SAP, the enterprise application software giant, appears to be following suit, moving towards more openness and more partnering, not only in sales but also in innovation and product development. So far, this commitment to partnering is paying off, with SAP expecting double digit growth in 2013 after a record 2012. Although partnering, innovation and growth may all go together, failure to implement and optimize key processes and practices will merely land organizations in the underperformers category, without realizing any of the promised growth that partnering for innovation offers.
Getting more out of partnering
Partnering, and partnering for innovation in particular, is a powerful, sustainable source of growth, value and competitive advantage. The IBM report provides several important suggestions regarding how CEOs can help their organizations connect with partners in new ways that accelerate innovation. For example, the report recommends tackling shared governance issues, exploring unconventional partnerships and making it easier to interact, among other things. Attacking these goals requires implementing secure, effective processes.

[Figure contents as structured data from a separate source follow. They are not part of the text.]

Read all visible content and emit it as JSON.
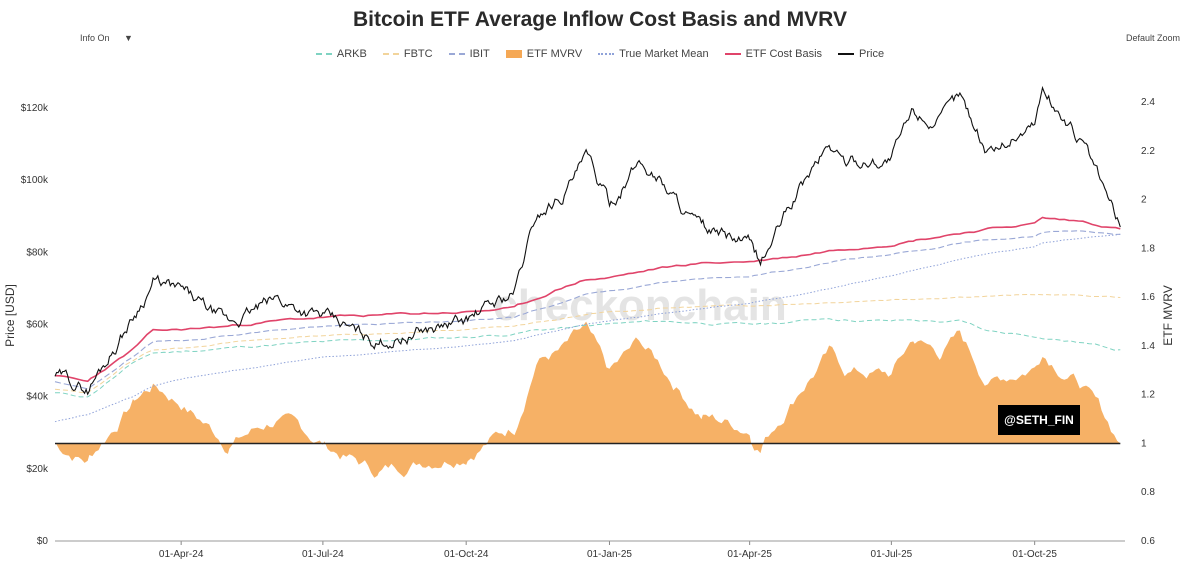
{
  "header": {
    "title": "Bitcoin ETF Average Inflow Cost Basis and MVRV",
    "info_label": "Info On",
    "info_arrow": "▼",
    "zoom_label": "Default Zoom"
  },
  "watermark": "checkonchain",
  "badge": "@SETH_FIN",
  "legend": [
    {
      "name": "ARKB",
      "color": "#7fd3c2",
      "style": "dash"
    },
    {
      "name": "FBTC",
      "color": "#f2d49b",
      "style": "dash"
    },
    {
      "name": "IBIT",
      "color": "#9aa8d6",
      "style": "dash"
    },
    {
      "name": "ETF MVRV",
      "color": "#f5a855",
      "style": "fill"
    },
    {
      "name": "True Market Mean",
      "color": "#8fa2d9",
      "style": "dot"
    },
    {
      "name": "ETF Cost Basis",
      "color": "#e0446a",
      "style": "solid"
    },
    {
      "name": "Price",
      "color": "#111111",
      "style": "solid"
    }
  ],
  "chart_data": {
    "type": "line",
    "title": "Bitcoin ETF Average Inflow Cost Basis and MVRV",
    "ylabel": "Price [USD]",
    "y2label": "ETF MVRV",
    "x_ticks": [
      "01-Apr-24",
      "01-Jul-24",
      "01-Oct-24",
      "01-Jan-25",
      "01-Apr-25",
      "01-Jul-25",
      "01-Oct-25"
    ],
    "y_ticks": [
      "$0",
      "$20k",
      "$40k",
      "$60k",
      "$80k",
      "$100k",
      "$120k"
    ],
    "y2_ticks": [
      "0.6",
      "0.8",
      "1",
      "1.2",
      "1.4",
      "1.6",
      "1.8",
      "2",
      "2.2",
      "2.4"
    ],
    "ylim": [
      0,
      125000
    ],
    "y2lim": [
      0.6,
      2.45
    ],
    "xlim": [
      "2024-01-11",
      "2025-11-28"
    ],
    "mvrv_baseline": 1,
    "dates": [
      "2024-01-11",
      "2024-02-01",
      "2024-03-01",
      "2024-03-14",
      "2024-04-01",
      "2024-05-01",
      "2024-06-01",
      "2024-07-01",
      "2024-08-05",
      "2024-09-01",
      "2024-10-01",
      "2024-11-01",
      "2024-11-15",
      "2024-12-01",
      "2024-12-17",
      "2025-01-01",
      "2025-01-20",
      "2025-02-01",
      "2025-03-01",
      "2025-04-01",
      "2025-04-08",
      "2025-05-01",
      "2025-05-22",
      "2025-06-01",
      "2025-07-01",
      "2025-07-15",
      "2025-08-01",
      "2025-08-14",
      "2025-09-01",
      "2025-10-01",
      "2025-10-06",
      "2025-11-01",
      "2025-11-25"
    ],
    "series": [
      {
        "name": "Price",
        "values": [
          46000,
          42000,
          62000,
          72000,
          69000,
          60000,
          67000,
          62000,
          55000,
          58000,
          61000,
          69000,
          90000,
          96000,
          106000,
          93000,
          105000,
          101000,
          86000,
          82000,
          77000,
          96000,
          110000,
          105000,
          106000,
          119000,
          116000,
          123000,
          108000,
          116000,
          125000,
          110000,
          87000
        ]
      },
      {
        "name": "ETF Cost Basis",
        "values": [
          46000,
          44000,
          53000,
          58000,
          58500,
          59500,
          61000,
          62000,
          62500,
          63000,
          63500,
          64500,
          67000,
          70000,
          72500,
          73000,
          74500,
          75500,
          77000,
          77500,
          77800,
          79000,
          80500,
          81000,
          82500,
          83500,
          84500,
          85500,
          86500,
          88000,
          89500,
          88500,
          86500
        ]
      },
      {
        "name": "True Market Mean",
        "values": [
          33000,
          35000,
          40000,
          43000,
          45000,
          47000,
          49000,
          51000,
          52000,
          53000,
          54000,
          55500,
          57000,
          58500,
          60000,
          61000,
          62000,
          63000,
          64500,
          66000,
          66500,
          68000,
          70000,
          71000,
          73500,
          75000,
          76500,
          78000,
          79500,
          81500,
          82500,
          84000,
          85000
        ]
      },
      {
        "name": "IBIT",
        "values": [
          44000,
          42000,
          51000,
          55000,
          55500,
          57000,
          58500,
          59500,
          60000,
          60500,
          61000,
          62000,
          64000,
          66000,
          68500,
          69500,
          70500,
          71500,
          72500,
          73500,
          74000,
          75500,
          77000,
          78000,
          79500,
          80500,
          81500,
          82500,
          83500,
          84500,
          85500,
          86000,
          85000
        ]
      },
      {
        "name": "FBTC",
        "values": [
          42000,
          41000,
          50000,
          53000,
          53500,
          55000,
          56000,
          57000,
          57500,
          58000,
          58500,
          59500,
          60500,
          61500,
          62500,
          63500,
          64000,
          64500,
          65000,
          65200,
          65400,
          65800,
          66200,
          66400,
          67000,
          67200,
          67500,
          67800,
          68000,
          68200,
          68300,
          68000,
          67500
        ]
      },
      {
        "name": "ARKB",
        "values": [
          41000,
          40000,
          49000,
          52000,
          52500,
          53500,
          54500,
          55000,
          55500,
          56000,
          56500,
          57500,
          58500,
          59000,
          59500,
          60000,
          60500,
          60800,
          60500,
          60000,
          60000,
          60800,
          61800,
          61500,
          61000,
          61200,
          60800,
          61000,
          58000,
          57000,
          56500,
          55000,
          53000
        ]
      },
      {
        "name": "ETF MVRV",
        "values": [
          1.0,
          0.93,
          1.17,
          1.24,
          1.17,
          1.0,
          1.1,
          1.0,
          0.88,
          0.93,
          0.97,
          1.07,
          1.35,
          1.38,
          1.46,
          1.27,
          1.41,
          1.33,
          1.12,
          1.06,
          0.99,
          1.21,
          1.37,
          1.3,
          1.28,
          1.43,
          1.37,
          1.44,
          1.25,
          1.32,
          1.39,
          1.24,
          1.0
        ]
      }
    ]
  }
}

By deploying a unified platform for business development and partnering, entire organizations (and even their trusted partners) can collaborate on opportunities and proposals. Ideally, this platform should function as an asset-centric CRM, enabling the organization to not only track contacts and companies, but also technologies, molecules, opportunities, etc. To help partnering opportunities mature sufficiently before the go/no-go decision, evaluation and due diligence processes should be standardized, ensuring that they are as efficient and thorough as possible. Finally, once partnerships are underway, organizations must carefully implement alliance management procedures that include governance, relationship health checks, milestone/obligation tracking and team coordination. In today’s competitive markets, more and more organizations are turning to partnering as a source of sustainable growth, but it’s not enough. By partnering for innovation, however, organizations can maximize its opportunities and benefits, outperforming the rest of the market.